Борзов пал духом. Он попал в собственноручно приготовленную ловушку. Маленькая угловая комната, пятый этаж, решетки на окнах. Ну зачем эти решетки? Какой дурак полезет с крыши на пятый этаж без предварительной разведки? А после разведки, тем более, ни один уважающий себя домушник не полезет. Они, домушники, первым делом в холодильник заглядывают. А что можно найти в холодильнике Борзова? Бумажку от сливочного масла да остатки кетчупа на дне бутылки.
Журналист мученическим взглядом обвел глазами комнату: ничего пригодного для освобождения здесь не было. Продавленная лежанка, трехногое трюмо, старый календарь на стенке - прикрывает дыру на обоях. Вышарканный половичок тоже ни на что не годен. Дикое бешенство вдруг овладело Борзовым. Схватив ни в чем не повинный половичок, он, распахнув окно, начал с безумной яростью пропихивать его сквозь прутья. Половичок сопротивлялся, но журналист победил. Глядя, как полосатая тряпка планирует вниз, он испытал громадное облегчение и прилив сил.
Вдохновленный победой над половичком, Борзов в очередной раз атаковал шкаф.

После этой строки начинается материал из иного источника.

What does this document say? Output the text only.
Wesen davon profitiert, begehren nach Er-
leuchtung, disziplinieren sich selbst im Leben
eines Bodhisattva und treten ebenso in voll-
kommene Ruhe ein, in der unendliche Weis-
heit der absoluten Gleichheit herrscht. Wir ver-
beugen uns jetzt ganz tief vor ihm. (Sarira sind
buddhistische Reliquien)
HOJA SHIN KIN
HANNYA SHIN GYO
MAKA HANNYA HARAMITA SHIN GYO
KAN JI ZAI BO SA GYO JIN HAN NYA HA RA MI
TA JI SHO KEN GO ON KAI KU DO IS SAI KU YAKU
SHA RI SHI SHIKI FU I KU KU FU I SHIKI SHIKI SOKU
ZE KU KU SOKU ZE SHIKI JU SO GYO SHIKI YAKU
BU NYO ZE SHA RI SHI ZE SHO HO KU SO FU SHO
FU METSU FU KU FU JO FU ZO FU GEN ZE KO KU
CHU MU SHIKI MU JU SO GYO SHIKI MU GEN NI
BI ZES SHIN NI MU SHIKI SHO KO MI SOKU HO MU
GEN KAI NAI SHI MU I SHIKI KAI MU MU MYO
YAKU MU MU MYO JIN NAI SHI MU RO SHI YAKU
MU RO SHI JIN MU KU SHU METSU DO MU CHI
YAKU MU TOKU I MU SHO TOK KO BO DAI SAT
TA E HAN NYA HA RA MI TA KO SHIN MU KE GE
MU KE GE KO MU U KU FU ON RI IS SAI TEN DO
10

И - о, чудо! - чудовище поддалось и сдвинулось примерно на сантиметр. Журналист возликовал. Он заскакал вокруг шкафа на одной ноге, издавая дикие вопли, потрясая кулаками и дрыгая свободной ногой.
Но скоро экстаз прошел. Сантиметр ничего не решал. Да и спину снова скрючило. Борзов доковылял до лежанки, осторожно опустился на съеденный временем матрас. Боль понемногу отпускала. Страшно хотелось курить. Скоро захочется есть. Хорошо, что в последнее время Борзов вынужденно ограничивал себя в пище. Организм привык к воздержанию. А вот водички хлебнуть не помешало бы. Борзов провел языком по запекшимся губам. Свинство. Еще статью надо было дописать - завтра сдавать.
Журналист всхлипнул. Что же, так теперь и валяться на вонючем лежаке? Надо же что-то придумать!
Борзов напряг мозги. Может, покричать? Стены тонкие, вдруг услышат и придут на помощь? Но он тут же отмел эту мысль: не далее как позавчера Борзов сам писал статью: какие люди стали пугливые, соседи боятся на шум в подъезд выглянуть, не то что на этаж выше подняться. Даже милицию не вызовут - кабы чего не вышло. Может, и помог бы кто, да многие на дачах - сезон.
По батарее постучать?
Борзов, сморщившись, кое-как поднялся с кушетки, покрутил головой в поисках чего-нибудь подходящего для долбежки. Не найдя ничего кроме зажигалки, которую было жаль бить о батарею, журналист открыл трюмо. Ворох ненужных бумажек посыпался под ноги. Борзов, ругаясь, выгреб бумаги на пол и обнаружил - о, счастье! - облезлую щетку для волос. Щетка была почти лысая, но пластмассовый корпус годился для исполнения замысла Борзова.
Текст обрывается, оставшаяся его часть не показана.